The rain came down, that Friday the 13th, came down brief and hard, strange remnants of yet another Gulf of Mexico hurricane. Here in the Ozarks, hurricane-remnant rains are unsettling. The storm lines come weirdly east to west, and the rain itself falls as sheets of fine mist, blinding winter flurries with summer heat.

 

Rain is the bane of festivals and I sweated that whole Friday, day before StateoftheOzarks Fest '24. Also, sweated literally. We had marked every booth space on Downing Street with chalk, some 97 spaces, all by hand at 6 o'clock in the morning, only to have the rain wash most of the marks away by noon. We re-made the empty chalk spaces again that night, dodging the dinnertime traffic. It was worth it and now StateoftheOzarks Fest '24 is now just a bit of Ozarks history.

Sweet bittersweet relief, gratitude and a strange emptiness accompanies the days following each successful festival and this particular StateoftheOzarks Fest was particularly successful. The weather certainly helped in that regard, with sunny highs only in the 80s and cooling wind gusts in the afternoon. The number of vendors was a plus (we booked 97 spaces this year). And, as always, the crowd showed up, but this time earlier than even I had hoped, and they stayed later, spurred on by the nice weather.

 

Hand-crafted festivals, crafted by a small team of volunteers (including me), are special things. Deep care goes into the choice of vendors, the location of vendors, the layout of the street. In a world in which there are cookie cutter templates for every occasion, StateoftheOzarks Fest stands out. Am I biased? Certainly. But I believe in care, I believe in vesting myself, heart and soul, into projects, refusing to phone in a performance of any kind. I'd hate myself in the morning were I to do so, despite the toll it takes on my psyche.

 

I used to visit other festivals covetously, often leaving depressed. Their crowds were bigger. Their branding better. StateoftheOzarks has long been the underdog, pinching pennies to make magic happen. This year, I am not feeling such loss. We succeeded. Succeeded in creating magic, and magic on a large scale. Such things are not to be taken lightly.

 

Something to the tune of 7,000 folks wandered through the festival space, buying art, buying food, shopping our downtown merchants, watching Bald Knobber gunfights and Medieval mercenaries in full armor, being accosted by goblins, learning history, and — most importantly — connecting, laughing, talking, experiencing a moment out of time, a moment in the Ozarks making.

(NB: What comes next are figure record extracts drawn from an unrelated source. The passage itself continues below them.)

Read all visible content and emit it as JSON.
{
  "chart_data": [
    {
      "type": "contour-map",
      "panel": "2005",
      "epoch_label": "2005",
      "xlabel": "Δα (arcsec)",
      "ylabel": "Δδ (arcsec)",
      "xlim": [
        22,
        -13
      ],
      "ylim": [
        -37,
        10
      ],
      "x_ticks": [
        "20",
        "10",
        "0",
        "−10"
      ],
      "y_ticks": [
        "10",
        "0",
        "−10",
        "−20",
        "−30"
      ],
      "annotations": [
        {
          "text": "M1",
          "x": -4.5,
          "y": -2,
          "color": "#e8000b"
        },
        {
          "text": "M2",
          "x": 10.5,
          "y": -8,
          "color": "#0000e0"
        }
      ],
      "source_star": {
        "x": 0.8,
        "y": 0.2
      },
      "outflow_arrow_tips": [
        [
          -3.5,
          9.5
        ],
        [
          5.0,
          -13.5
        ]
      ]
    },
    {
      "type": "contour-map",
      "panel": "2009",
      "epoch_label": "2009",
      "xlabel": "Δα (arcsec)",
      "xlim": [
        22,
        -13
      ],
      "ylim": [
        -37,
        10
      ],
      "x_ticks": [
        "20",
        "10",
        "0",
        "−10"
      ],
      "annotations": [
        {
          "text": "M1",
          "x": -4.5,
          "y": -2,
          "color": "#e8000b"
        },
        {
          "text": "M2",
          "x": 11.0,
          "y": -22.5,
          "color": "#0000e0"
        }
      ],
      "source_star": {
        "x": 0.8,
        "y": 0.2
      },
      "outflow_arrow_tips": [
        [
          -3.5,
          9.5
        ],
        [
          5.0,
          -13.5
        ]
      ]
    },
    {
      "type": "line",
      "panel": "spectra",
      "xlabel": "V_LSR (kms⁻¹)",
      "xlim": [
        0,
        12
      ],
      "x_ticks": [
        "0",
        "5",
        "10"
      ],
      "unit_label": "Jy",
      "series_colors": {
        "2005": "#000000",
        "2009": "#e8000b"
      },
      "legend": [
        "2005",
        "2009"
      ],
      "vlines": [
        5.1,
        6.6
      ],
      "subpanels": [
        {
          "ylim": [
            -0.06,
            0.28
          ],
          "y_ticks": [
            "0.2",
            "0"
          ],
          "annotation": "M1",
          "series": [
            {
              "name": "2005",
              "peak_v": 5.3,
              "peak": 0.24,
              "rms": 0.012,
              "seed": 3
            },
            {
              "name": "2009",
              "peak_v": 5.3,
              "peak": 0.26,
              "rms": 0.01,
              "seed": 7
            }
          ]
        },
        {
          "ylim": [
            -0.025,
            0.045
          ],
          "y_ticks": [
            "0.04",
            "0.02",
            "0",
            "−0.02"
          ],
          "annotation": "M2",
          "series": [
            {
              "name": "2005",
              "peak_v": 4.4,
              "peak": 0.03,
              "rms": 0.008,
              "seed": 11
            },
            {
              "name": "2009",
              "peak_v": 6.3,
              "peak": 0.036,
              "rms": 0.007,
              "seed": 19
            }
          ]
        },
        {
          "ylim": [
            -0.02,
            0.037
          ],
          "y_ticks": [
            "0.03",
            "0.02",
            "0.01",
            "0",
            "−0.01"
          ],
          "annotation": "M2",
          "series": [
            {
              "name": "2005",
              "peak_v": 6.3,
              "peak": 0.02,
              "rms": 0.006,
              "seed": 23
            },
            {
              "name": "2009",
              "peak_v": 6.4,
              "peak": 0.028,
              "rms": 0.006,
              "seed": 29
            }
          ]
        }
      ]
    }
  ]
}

For short moments, we were kinder, out of place in the best way possible, partisan election worries and pressing economic concerns forgotten for the day. In short, StateoftheOzarks Fest accomplished what harvest festivals have been meant for since time immemorial — a moment when time stops in the best way possible.

 

And then, just as quickly as the festival had sprouted that morning, the festival was gone from the street. Some 97 spaces cleared in one hour and 11 minutes (I counted). And there I stood on Downing Street near dusk, admiring the sudden absence of my months of handiwork. The festival was gone, gone like the leaves in the wind, gone like the minutes on an old kitchen clock, strange marker of mortality and the passage of time, never to be recaptured. But along the curbs, chalk marks remained... |   38   |   |    39   |   |  40  | …. I stared.

 

Each empty space was all that was left of the magic of each vendor, their heart, their soul, often their life's work and hopes and ambitions, all momentarily showcased. My heart turned thoughtful, as it often does these days and especially this time of year. We each are given empty chalk marks in this life, a space in time and place in which we can place our hand prints, our hearts, our souls. We may choose to fill our given space with meaning and care, or we may walk on with indifference, perhaps at the cost of our souls. The choice, forever our own.